Darlis menjelaskan, pelaku usaha memiliki perhitungan ekonomi yang sangat detail sebelum memutuskan terjun ke program sosial semacam ini. Dengan keterbatasan anggaran saat ini, pembangunan dapur penyedia layanan gizi gratis yang memenuhi standar teknis sulit terwujud.
“Perhitungan ekonomi mereka sangat detail, dan dana yang dianggarkan saat ini belum mencukupi untuk membangun dapur penyedia layanan gizi gratis dengan standar yang dibutuhkan,” jelasnya.

Ia menambahkan, pembiayaan per porsi yang ditetapkan BGN juga dinilai terlalu ketat. Skema Rp15 ribu per porsi Rp10 ribu untuk bahan pangan dan Rp5 ribu biaya operasional dipandang tidak realistis bagi swasta yang berorientasi efisiensi. “Dengan pembiayaan per porsi hanya Rp15 ribu dimana Rp10 ribu untuk bahan pangan dan Rp5 ribu biaya operasional akan sangat sulit jika desain teknisnya tetap kaku. Kondisi ini membuat sektor swasta enggan terlibat karena margin keuntungannya sangat tipis,” ujarnya.

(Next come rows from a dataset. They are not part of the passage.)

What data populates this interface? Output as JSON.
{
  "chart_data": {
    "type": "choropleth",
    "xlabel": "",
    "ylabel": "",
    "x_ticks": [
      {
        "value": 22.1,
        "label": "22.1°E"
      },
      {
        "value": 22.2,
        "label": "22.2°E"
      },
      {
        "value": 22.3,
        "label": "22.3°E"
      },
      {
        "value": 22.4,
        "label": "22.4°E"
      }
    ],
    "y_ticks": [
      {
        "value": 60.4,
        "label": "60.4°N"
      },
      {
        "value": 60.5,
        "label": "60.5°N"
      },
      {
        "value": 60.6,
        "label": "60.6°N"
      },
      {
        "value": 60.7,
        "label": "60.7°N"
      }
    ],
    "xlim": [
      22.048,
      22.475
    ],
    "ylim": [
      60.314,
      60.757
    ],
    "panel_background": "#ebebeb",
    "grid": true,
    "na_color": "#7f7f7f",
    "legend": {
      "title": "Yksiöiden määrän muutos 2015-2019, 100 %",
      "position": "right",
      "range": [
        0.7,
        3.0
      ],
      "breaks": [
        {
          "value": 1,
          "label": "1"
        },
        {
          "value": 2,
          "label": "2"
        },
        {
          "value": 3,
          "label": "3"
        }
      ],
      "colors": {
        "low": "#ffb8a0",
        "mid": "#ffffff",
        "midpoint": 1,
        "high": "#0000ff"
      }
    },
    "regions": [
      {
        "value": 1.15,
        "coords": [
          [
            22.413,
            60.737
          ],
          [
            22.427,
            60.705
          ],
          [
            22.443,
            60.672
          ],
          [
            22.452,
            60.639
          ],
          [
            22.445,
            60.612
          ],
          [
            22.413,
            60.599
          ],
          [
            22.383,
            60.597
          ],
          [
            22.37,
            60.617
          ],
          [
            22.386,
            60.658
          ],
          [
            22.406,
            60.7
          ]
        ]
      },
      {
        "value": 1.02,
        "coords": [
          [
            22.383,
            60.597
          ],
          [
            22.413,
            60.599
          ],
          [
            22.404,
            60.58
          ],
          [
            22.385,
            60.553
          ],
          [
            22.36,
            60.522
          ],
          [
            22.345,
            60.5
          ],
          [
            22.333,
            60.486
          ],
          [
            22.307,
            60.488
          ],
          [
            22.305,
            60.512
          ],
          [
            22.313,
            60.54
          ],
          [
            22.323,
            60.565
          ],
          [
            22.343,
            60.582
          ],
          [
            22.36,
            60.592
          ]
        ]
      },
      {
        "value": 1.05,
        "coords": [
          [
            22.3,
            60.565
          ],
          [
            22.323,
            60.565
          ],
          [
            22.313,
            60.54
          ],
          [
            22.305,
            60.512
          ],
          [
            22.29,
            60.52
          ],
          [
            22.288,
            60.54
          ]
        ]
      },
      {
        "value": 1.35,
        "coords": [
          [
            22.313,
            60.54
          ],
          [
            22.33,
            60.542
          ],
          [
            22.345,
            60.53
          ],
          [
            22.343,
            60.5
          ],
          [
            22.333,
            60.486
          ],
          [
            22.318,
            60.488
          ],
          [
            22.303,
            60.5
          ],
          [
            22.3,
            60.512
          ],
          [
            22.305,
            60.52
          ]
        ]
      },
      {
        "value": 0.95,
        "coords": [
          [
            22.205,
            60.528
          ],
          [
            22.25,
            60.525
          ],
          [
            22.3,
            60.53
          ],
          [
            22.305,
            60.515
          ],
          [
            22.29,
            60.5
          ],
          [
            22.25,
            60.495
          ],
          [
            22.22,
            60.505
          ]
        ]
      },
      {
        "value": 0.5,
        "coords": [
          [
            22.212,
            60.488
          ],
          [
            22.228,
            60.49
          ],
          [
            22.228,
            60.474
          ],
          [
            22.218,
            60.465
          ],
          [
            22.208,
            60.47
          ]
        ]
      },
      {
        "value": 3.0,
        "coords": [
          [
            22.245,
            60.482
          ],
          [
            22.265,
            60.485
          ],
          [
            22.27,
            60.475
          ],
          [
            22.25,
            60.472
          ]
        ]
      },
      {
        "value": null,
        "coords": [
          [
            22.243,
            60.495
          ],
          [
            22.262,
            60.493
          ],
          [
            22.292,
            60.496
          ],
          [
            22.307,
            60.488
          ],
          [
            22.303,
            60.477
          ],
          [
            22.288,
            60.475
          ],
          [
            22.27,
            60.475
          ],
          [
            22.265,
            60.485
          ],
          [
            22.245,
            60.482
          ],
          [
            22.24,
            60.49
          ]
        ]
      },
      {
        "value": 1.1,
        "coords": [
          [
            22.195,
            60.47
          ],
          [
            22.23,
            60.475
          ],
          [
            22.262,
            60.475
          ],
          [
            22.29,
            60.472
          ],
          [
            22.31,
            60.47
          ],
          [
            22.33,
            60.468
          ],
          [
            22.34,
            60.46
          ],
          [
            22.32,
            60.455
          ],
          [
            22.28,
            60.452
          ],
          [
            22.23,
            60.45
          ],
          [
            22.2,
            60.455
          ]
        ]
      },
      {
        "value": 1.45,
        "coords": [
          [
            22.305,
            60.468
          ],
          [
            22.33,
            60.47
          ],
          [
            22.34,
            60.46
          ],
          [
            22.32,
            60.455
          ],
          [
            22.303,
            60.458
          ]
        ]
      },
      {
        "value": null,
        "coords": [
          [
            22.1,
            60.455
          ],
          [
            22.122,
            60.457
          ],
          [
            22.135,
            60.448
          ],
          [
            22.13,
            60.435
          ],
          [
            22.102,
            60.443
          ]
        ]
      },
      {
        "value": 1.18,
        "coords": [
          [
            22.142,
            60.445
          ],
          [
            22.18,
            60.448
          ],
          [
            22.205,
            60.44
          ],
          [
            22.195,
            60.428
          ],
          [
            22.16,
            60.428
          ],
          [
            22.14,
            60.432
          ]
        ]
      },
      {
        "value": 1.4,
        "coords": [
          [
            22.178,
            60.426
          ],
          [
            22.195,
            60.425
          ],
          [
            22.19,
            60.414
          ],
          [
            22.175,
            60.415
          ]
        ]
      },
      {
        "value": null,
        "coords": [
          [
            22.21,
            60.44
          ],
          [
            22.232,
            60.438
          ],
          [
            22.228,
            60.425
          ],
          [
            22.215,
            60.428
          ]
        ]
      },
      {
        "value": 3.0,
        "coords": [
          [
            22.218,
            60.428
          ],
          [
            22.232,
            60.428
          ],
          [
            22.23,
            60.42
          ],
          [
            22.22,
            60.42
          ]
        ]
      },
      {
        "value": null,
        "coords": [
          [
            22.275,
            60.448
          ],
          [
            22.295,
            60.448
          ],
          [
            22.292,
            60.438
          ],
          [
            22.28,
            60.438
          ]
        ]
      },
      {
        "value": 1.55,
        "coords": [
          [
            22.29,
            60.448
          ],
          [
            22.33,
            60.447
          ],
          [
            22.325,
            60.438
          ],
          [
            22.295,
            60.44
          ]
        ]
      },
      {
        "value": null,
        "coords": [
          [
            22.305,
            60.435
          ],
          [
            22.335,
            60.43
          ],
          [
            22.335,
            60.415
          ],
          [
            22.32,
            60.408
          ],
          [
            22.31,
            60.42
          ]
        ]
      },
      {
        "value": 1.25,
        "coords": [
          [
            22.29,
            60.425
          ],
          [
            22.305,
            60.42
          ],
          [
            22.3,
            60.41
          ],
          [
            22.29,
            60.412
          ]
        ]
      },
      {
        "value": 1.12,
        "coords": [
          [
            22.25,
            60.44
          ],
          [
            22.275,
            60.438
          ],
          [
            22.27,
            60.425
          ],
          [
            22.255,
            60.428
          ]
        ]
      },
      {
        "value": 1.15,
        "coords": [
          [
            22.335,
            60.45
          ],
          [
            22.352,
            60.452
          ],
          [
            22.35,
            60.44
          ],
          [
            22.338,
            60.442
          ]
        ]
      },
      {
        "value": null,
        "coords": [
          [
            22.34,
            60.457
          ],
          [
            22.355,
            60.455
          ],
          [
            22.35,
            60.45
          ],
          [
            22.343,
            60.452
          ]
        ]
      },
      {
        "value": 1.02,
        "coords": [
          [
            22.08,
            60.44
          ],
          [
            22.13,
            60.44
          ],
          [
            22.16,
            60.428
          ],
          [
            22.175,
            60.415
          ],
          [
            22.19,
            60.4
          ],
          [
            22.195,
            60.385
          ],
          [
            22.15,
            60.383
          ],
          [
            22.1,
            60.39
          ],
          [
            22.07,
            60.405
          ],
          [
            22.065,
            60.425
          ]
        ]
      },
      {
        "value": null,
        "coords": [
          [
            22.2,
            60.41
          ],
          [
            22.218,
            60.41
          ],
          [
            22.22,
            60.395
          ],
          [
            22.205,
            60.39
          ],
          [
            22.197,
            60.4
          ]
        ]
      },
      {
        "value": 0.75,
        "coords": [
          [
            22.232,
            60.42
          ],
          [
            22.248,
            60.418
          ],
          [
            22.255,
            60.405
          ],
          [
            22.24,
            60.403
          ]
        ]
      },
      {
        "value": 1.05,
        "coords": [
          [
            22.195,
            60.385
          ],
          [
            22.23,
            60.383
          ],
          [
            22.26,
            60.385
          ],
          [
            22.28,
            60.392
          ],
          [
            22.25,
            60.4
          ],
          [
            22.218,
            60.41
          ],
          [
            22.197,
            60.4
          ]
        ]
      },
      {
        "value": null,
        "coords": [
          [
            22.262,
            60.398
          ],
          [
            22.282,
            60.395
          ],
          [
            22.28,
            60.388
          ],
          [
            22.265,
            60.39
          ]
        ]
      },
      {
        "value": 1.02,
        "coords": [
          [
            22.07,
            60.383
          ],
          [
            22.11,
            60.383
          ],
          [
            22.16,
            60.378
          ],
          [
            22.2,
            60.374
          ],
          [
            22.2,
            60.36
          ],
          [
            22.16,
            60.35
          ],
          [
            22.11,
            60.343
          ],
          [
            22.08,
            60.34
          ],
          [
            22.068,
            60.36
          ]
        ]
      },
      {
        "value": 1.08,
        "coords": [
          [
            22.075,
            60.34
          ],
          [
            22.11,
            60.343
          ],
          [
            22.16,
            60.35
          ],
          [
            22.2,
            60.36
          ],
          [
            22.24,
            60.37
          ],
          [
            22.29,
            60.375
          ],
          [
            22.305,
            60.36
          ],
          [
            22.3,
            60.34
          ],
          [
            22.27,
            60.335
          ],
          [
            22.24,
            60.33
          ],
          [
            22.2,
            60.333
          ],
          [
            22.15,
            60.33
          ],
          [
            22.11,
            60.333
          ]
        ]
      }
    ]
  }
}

Lebih jauh, Darlis menekankan, beban berat justru ada pada pembangunan SPPG di daerah terpencil. Selain akses jalan yang terbatas, biaya distribusi logistik pangan dan kebutuhan sarana pendukung lainnya akan membengkak. “Kawasan perkotaan kemungkinan masih bisa berjalan. Namun, jika dibangun di daerah terpencil, dibutuhkan tambahan fasilitas pendukung dan biaya distribusi yang besar. Anggaran yang tersedia saat ini jelas belum mencakup kebutuhan tersebut,” katanya.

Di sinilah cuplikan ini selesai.